Woven Being: Art for Zhegagoynak/Chicagoland
January 25, 2025 - July 13, 2025
Block Museum of Art, Alsdorf Gallery
40 Arts Circle Drive, Evanston, IL 60208
(847) 491-4000
The Chicagoland region is a longstanding cultural and economic hub for Indigenous peoples, including the Council of Three Fires— the Ojibwe, Potawatomi, and Odawa—as well as the Menominee, Miami, Ho-Chunk, Sac, Fox, Kickapoo, and Illinois nations. People from many Indigenous nations call the region home today, and the city of Chicago has the third-largest urban Indigenous population in the United States. Indigenous voices, however, are often absent from art narratives of Chicago, past and present. This silence is damaging.

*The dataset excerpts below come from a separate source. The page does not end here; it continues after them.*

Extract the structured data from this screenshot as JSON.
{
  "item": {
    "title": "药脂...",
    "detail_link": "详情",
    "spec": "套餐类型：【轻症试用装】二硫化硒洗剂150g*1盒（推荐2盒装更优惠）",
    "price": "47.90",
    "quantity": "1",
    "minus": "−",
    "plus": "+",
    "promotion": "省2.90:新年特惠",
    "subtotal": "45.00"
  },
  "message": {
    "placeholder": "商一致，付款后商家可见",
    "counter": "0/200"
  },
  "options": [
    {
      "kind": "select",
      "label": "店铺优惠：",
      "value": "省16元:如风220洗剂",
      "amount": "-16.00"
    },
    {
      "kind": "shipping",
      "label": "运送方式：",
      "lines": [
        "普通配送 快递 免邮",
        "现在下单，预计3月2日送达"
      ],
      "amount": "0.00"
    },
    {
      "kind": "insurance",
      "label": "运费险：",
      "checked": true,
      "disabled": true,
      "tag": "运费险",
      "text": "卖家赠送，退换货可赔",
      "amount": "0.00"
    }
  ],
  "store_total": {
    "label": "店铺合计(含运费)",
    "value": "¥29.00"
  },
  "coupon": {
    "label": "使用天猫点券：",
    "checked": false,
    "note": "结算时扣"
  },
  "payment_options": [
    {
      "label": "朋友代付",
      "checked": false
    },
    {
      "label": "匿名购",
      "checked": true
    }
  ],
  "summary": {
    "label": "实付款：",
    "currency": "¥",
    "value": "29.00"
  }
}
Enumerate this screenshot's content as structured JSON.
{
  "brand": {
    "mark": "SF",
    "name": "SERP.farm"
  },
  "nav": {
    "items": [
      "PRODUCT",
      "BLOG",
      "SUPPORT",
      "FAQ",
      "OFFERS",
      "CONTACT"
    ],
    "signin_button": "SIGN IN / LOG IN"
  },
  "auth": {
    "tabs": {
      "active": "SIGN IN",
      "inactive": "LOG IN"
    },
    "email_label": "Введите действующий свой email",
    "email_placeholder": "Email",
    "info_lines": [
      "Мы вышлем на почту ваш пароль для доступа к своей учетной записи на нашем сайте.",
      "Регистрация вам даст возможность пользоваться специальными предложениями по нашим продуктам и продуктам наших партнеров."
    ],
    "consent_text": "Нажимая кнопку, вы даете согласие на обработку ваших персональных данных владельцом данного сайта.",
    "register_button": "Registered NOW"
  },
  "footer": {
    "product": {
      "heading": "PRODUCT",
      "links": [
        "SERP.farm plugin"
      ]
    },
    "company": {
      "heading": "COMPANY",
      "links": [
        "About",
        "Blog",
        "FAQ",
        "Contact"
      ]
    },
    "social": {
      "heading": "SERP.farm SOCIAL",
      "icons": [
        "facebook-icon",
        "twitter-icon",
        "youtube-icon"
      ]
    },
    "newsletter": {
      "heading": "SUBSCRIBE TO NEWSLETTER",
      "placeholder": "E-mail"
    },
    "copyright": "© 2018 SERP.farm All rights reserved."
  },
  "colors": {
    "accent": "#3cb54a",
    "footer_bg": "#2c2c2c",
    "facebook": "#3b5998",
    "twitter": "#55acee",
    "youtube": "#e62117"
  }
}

The Block initiated the exhibition Woven Being: Art for Zhegagoynak/Chicagoland with the question: what would it mean if Indigenous people with ties to this land were the point of entry for thinking about art in Chicago and its region through time? Guided by Indigenous collaborations, priorities, and voices, the exhibition foregrounds the perspectives of Indigenous artists currently based in the city and those from nations forcibly displaced from the area in the nineteenth century. The Block is forming Woven Being through Indigenous curatorial methodologies that prioritize collaboration, reciprocity, and sustained dialogue with an expanding, intergenerational community of Indigenous knowledge sharers and non-Indigenous allies.